Integrity and consistency: For compare source/destination S3 buckets existing files size and also compare version, and fully ensure even file is replaced while transfering, the file is still a complete file, not half new half old.
JobsenderCompareVersionId = True
UpdateVersionId = False
GetObjectWithVersionId = True
Jobsender compare versionId in source bucket and in DynamoDB. Send SQS message with real versionId. Worker will follow this versioinId to get object.
For case that no need to compare version, and the file will not be replaced while transfering, or you don't have GetObjectVersion permission source bucket. Just set the three parameters to False. (Default)
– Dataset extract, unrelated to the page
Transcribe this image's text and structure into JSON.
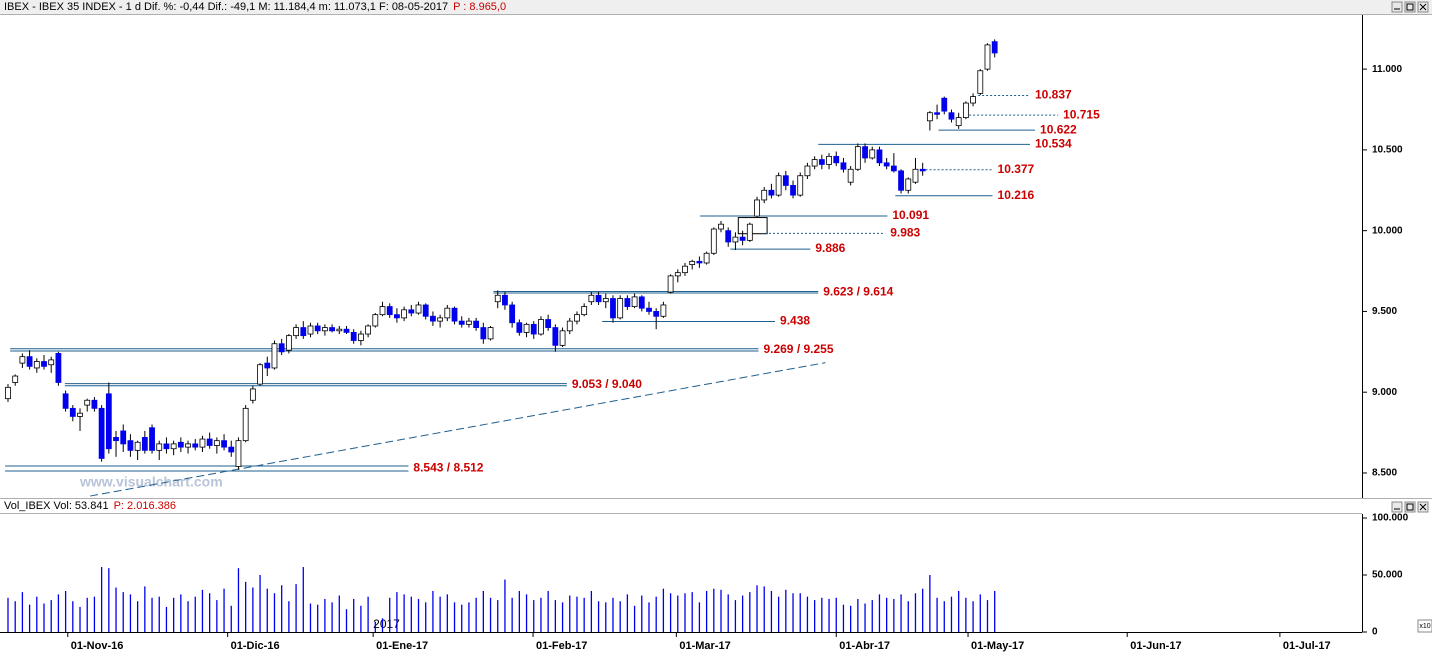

Performance: Get the source versionId list will spend much more time than just List objects. If you have lots of objects (such as more than 10K), and you are using Lambda as Jobsender, it might exceed the 15 minutes limit.
Permission: Not every bucket permits to GetObjectVersion. Some bucket might open read for GetObject, but not GetObjectVersion for you, e.g. some Open Data Set, even enabled Versioning.
Required memory = concurrency * ChunckSize. For the file < 50GB, ChunckSize is 5MB. For the file >50GB, ChunkSize will be auto change to Size/10000
So for example is file average Size is 500GB , ChunckSize will be auto change to 50MB, and the default concurrency setting 5 File x 10 Concurrency/File = 50. So required 50 x 50MB = 2.5GB memory to run in EC2 or Lambda.
If you need to increase the concurrency, can change it in config, but remember provision related memory for EC2 or Lambda.
Don't change the chunksize after start data copying.
To delete the resources only need one command: cdk destroy
But you need to delete these resources manually: DynamoDB, CloudWatch Log Group, new created S3 bucket
This library is licensed under the MIT-0 License. See the LICENSE file.